The Japanese girl first passed my husband and I, walking north out along the flood bank from the staithe. She reappeared as we waited for the final Sunday Coasthopper bus back to Sheringham. She was in England for a fortnight, and had visited Norwich Castle and Cathedral, Cromer and Sheringham – and tiny Burnham Overy Staithe, arriving at dusk because, perhaps expecting the speed of a Japanese bullet train, she had chosen to travel via Ely and King’s Lynn. First she told us of her love for the music of Vaughan Williams, hence the visit to Lynn, where he once collected folk tunes. Then she told us of the 1967 book When Marnie Was There, by Joan Robinson (who also wrote children’s books about Teddy Robinson.) It was set in Burnham, and made into an Oscar-nominated anime film in Japan in 2014, apparently keeping the haunting charm of the novel, although the village is relocated to Japan.
She told us all this while apologising for her English. We reciprocated by admitting our knowledge of the Japanese language ranged all the way from sumo to Sony.
There are other parts of Norfolk which are surprisingly well-known thousands of miles away. This summer Norfolk is welcoming Americans (back) to the county, exactly 75 years after they first arrived to help fight the Second World War. Bodney, Deopham, Hardwick and Tibenham are just four of the tiny agricultural villages transformed into international air bases.

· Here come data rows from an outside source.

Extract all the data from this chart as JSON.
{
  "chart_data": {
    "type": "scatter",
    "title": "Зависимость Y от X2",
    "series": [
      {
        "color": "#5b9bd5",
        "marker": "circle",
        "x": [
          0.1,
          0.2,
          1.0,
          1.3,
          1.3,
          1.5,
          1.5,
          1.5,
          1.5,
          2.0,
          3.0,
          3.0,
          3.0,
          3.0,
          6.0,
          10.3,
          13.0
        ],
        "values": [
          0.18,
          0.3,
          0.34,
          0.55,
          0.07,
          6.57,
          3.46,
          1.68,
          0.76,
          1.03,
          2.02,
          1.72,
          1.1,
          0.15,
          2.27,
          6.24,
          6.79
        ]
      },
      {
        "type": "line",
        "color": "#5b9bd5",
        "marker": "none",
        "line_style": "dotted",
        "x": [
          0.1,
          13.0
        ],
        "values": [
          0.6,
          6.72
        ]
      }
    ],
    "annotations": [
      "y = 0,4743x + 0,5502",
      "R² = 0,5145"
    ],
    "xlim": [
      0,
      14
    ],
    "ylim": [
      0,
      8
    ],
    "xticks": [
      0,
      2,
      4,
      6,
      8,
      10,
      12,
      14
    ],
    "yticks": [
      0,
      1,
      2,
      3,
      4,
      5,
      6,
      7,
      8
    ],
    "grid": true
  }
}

Americans returning for a re-run of the Friendly Invasion will need to honour friends and relatives, but maybe they too will have time to head for the coast on a whim and feel at home in our very own California, near Yarmouth, named for a 19th century gold rush, when coins were found on the beach. And there is still plenty of gold to find on Norfolk’s coast, not necessarily sparkly metal, but an apparently inexhaustible supply of shiny new fascinating facts.